Recovery worked best, Molloy found, when addicts cut all ties to people and places that had tempted them in the past. For this reason, Oxford House locations were typically rental homes in stable single-family neighborhoods.

“All the counselors said, ‘It will never work because the inmates can’t run the asylum. It’s going to be a drunk house,” Mr Malloy said in 1990.

But something about the simplicity of the program seemed to work. Residents accompanied each other to rehab meetings and treatment programs. Anyone who relapsed was kicked out – but told how to ask for help.

Within two years, other Oxford House locations sprang up in the Washington area. The houses often faced opposition from residents who feared living near a group of men (and sometimes women) with criminal records and substance abuse issues.

When an Oxford House facility opened near Chevy Chase Circle in Washington in 1977, Mr Molloy “asked for patient tolerance”, said Steven Polin, general counsel at Oxford House – and former resident him. -even – in an interview. “For the most part, people are finding out that we’re not going anywhere – and that we’re good neighbours.”

The Chevy Chase house became a neighborhood staple, and when the property sold after more than 30 years, neighbors threw a block party for current and past residents of the house.

In the 1980s, the Oxford House idea spread to other states. He received a boost after Mr Molloy successfully lobbied for the passage of the Anti-Drugs Act 1988, which created a fund to help provide start-up loans to groups opening recovery places residential like those at Oxford House. The group also receives funding from public bodies and foundations.

Oxford House officials cite a long-running study from DePaul University in Chicago indicating that people who complete a year of residency maintain a sobriety rate as high as 80%.

“I guarantee you it will work and it won’t cost you anything,” Molloy said as he rallied his support. “Houses work anyway if you put them in good neighborhoods and throw out anyone who relapses.”

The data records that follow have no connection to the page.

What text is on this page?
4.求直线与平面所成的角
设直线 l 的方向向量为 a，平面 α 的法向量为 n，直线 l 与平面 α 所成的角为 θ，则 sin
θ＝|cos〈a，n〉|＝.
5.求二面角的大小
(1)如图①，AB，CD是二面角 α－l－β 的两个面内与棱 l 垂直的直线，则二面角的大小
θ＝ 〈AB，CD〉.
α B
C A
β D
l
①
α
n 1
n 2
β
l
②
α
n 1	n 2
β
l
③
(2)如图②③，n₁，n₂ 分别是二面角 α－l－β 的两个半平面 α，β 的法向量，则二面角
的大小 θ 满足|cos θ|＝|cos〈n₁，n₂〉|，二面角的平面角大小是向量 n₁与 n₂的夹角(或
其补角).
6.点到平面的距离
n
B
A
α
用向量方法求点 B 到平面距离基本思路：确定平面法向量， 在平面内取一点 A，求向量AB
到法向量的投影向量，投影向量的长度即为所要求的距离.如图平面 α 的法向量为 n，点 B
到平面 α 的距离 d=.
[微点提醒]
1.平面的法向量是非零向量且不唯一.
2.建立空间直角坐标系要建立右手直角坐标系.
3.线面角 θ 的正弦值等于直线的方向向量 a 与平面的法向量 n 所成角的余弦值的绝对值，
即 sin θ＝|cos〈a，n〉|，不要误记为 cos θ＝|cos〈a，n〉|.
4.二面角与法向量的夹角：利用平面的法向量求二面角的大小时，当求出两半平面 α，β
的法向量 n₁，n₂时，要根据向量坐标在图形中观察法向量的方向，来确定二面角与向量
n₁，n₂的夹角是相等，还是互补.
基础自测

When some communities tried to stop Oxford House from renting in their neighborhoods, Mr Molloy and his lawyers went to court. Oxford House won a US Victory in the Supreme Court in 1995 against the city of Edmonds, Washington, on the grounds that the city’s efforts to block the group home violated provisions of the Fair Housing Act.

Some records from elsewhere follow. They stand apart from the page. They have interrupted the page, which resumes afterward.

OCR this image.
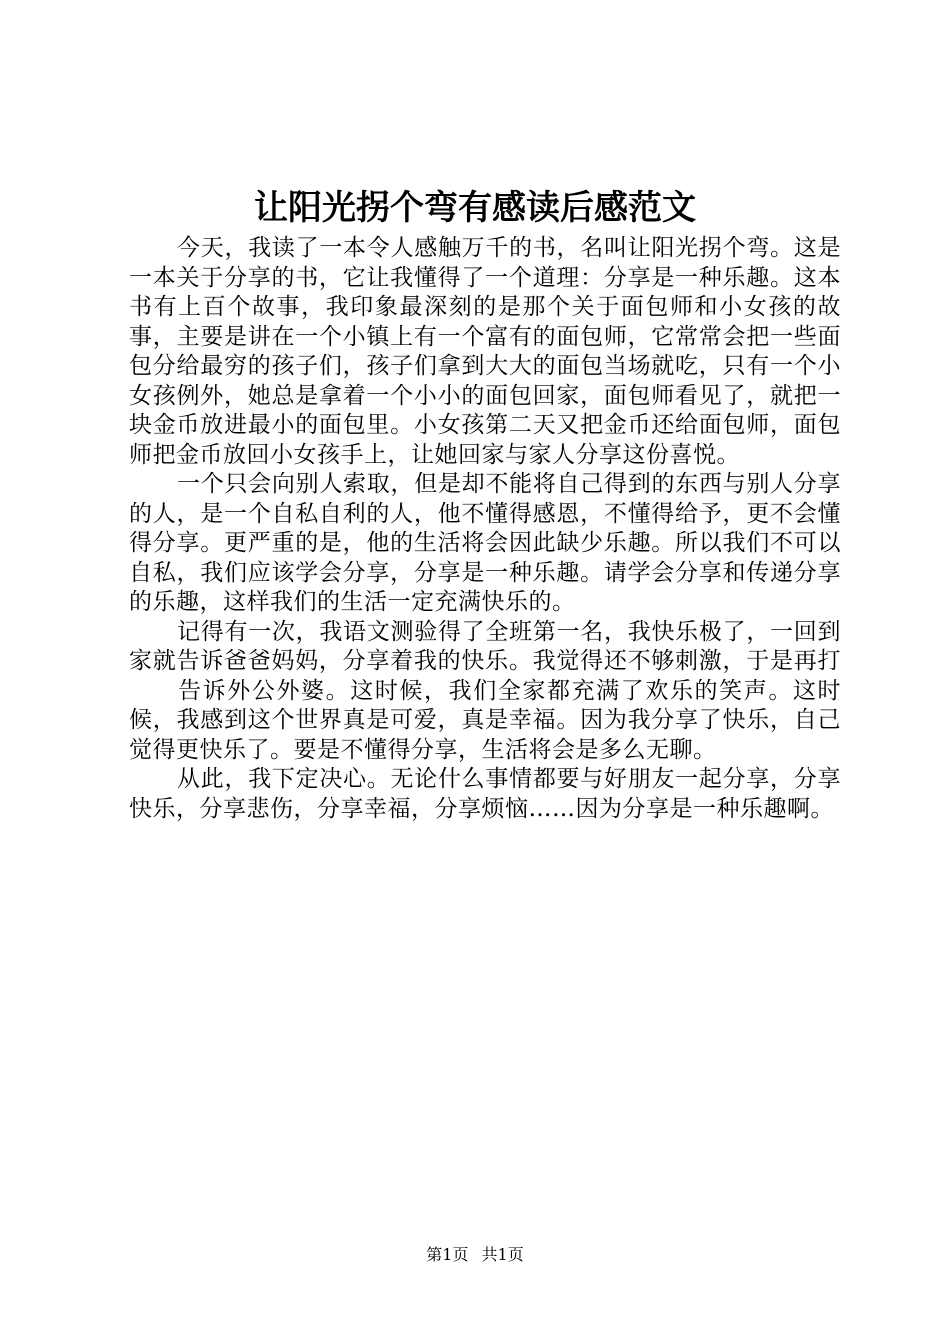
让阳光拐个弯有感读后感范文

今天，我读了一本令人感触万千的书，名叫让阳光拐个弯。这是一本关于分享的书，它让我懂得了一个道理：分享是一种乐趣。这本书有上百个故事，我印象最深刻的是那个关于面包师和小女孩的故事，主要是讲在一个小镇上有一个富有的面包师，它常常会把一些面包分给最穷的孩子们，孩子们拿到大大的面包当场就吃，只有一个小女孩例外，她总是拿着一个小小的面包回家，面包师看见了，就把一块金币放进最小的面包里。小女孩第二天又把金币还给面包师，面包师把金币放回小女孩手上，让她回家与家人分享这份喜悦。

一个只会向别人索取，但是却不能将自己得到的东西与别人分享的人，是一个自私自利的人，他不懂得感恩，不懂得给予，更不会懂得分享。更严重的是，他的生活将会因此缺少乐趣。所以我们不可以自私，我们应该学会分享，分享是一种乐趣。请学会分享和传递分享的乐趣，这样我们的生活一定充满快乐的。

记得有一次，我语文测验得了全班第一名，我快乐极了，一回到家就告诉爸爸妈妈，分享着我的快乐。我觉得还不够刺激，于是再打告诉外公外婆。这时候，我们全家都充满了欢乐的笑声。这时候，我感到这个世界真是可爱，真是幸福。因为我分享了快乐，自己觉得更快乐了。要是不懂得分享，生活将会是多么无聊。

从此，我下定决心。无论什么事情都要与好朋友一起分享，分享快乐，分享悲伤，分享幸福，分享烦恼……因为分享是一种乐趣啊。

第1页 共1页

There have been instances where Oxford House locations have been closed after local objections, but Mr Molloy has sought to be a voice of comfort.

“Heck, all drunks and drug addicts are crooks,” he told the Portland Oregonian in 2020. “If a neighbor doesn’t like you, you mow their lawn every week.”

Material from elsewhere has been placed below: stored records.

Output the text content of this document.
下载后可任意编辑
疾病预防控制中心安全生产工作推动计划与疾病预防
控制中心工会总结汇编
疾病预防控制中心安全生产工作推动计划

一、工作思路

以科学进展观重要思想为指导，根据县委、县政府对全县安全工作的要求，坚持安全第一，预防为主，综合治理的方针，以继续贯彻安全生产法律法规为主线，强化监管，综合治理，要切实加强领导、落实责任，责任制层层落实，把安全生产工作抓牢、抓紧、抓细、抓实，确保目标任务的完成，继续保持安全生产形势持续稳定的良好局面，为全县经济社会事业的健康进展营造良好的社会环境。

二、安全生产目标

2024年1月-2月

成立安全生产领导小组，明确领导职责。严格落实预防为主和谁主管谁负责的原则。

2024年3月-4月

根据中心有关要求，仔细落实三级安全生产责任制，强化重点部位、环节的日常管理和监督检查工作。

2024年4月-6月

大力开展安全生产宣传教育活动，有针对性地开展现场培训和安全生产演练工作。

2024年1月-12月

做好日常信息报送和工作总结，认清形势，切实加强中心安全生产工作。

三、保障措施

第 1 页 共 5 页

John Paul Molloy was born August 3, 1938 in Bennington, Vermont and grew up in Arlington, Vermont. Her father was a grocery clerk and her mother was a housewife who did laundry.

Mr. Molloy was a 1961 graduate of the University of Vermont, where he met his future wife, Jane Wells, on the debate team. Both graduated from Catholic University Law School in 1965. She went on to a four-decade career as a Commerce Department lawyer and policy analyst.

Mr. Molloy worked for the former Civil Service Commission before moving to Capitol Hill, where he served on the staff of Sen. Winston L. Prouty (R-Vt.), and later on Senate committees and from the room. He worked for the law firm Isham Lincoln & Beale from 1981 until its dissolution in 1988, then continued to drive Oxford House.

According to COO and incoming CEO Kathleen Gibson, Oxford House has more than 20,000 residents in more than 3,300 homes across 44 states and several foreign countries. Hundreds of thousands of people have gone through the program.

In 1988, after 13 years of separation, Mr. Molloy and his ex-wife remarried.

“The fact is,” she said when her husband was featured on “60 minutesin 1990, “when he’s not drinking, he’s the nice guy I first married.”

In addition to his wife, of Silver Spring, survivors include their five children, Elizabeth Molloy and Robert Molloy, both of Silver Spring, Mark Molloy of Winchester, Mass., James Molloy of Brookline, Mass., and Sarah Jackson of Arlington, Mass. .; a brother; and eight grandchildren.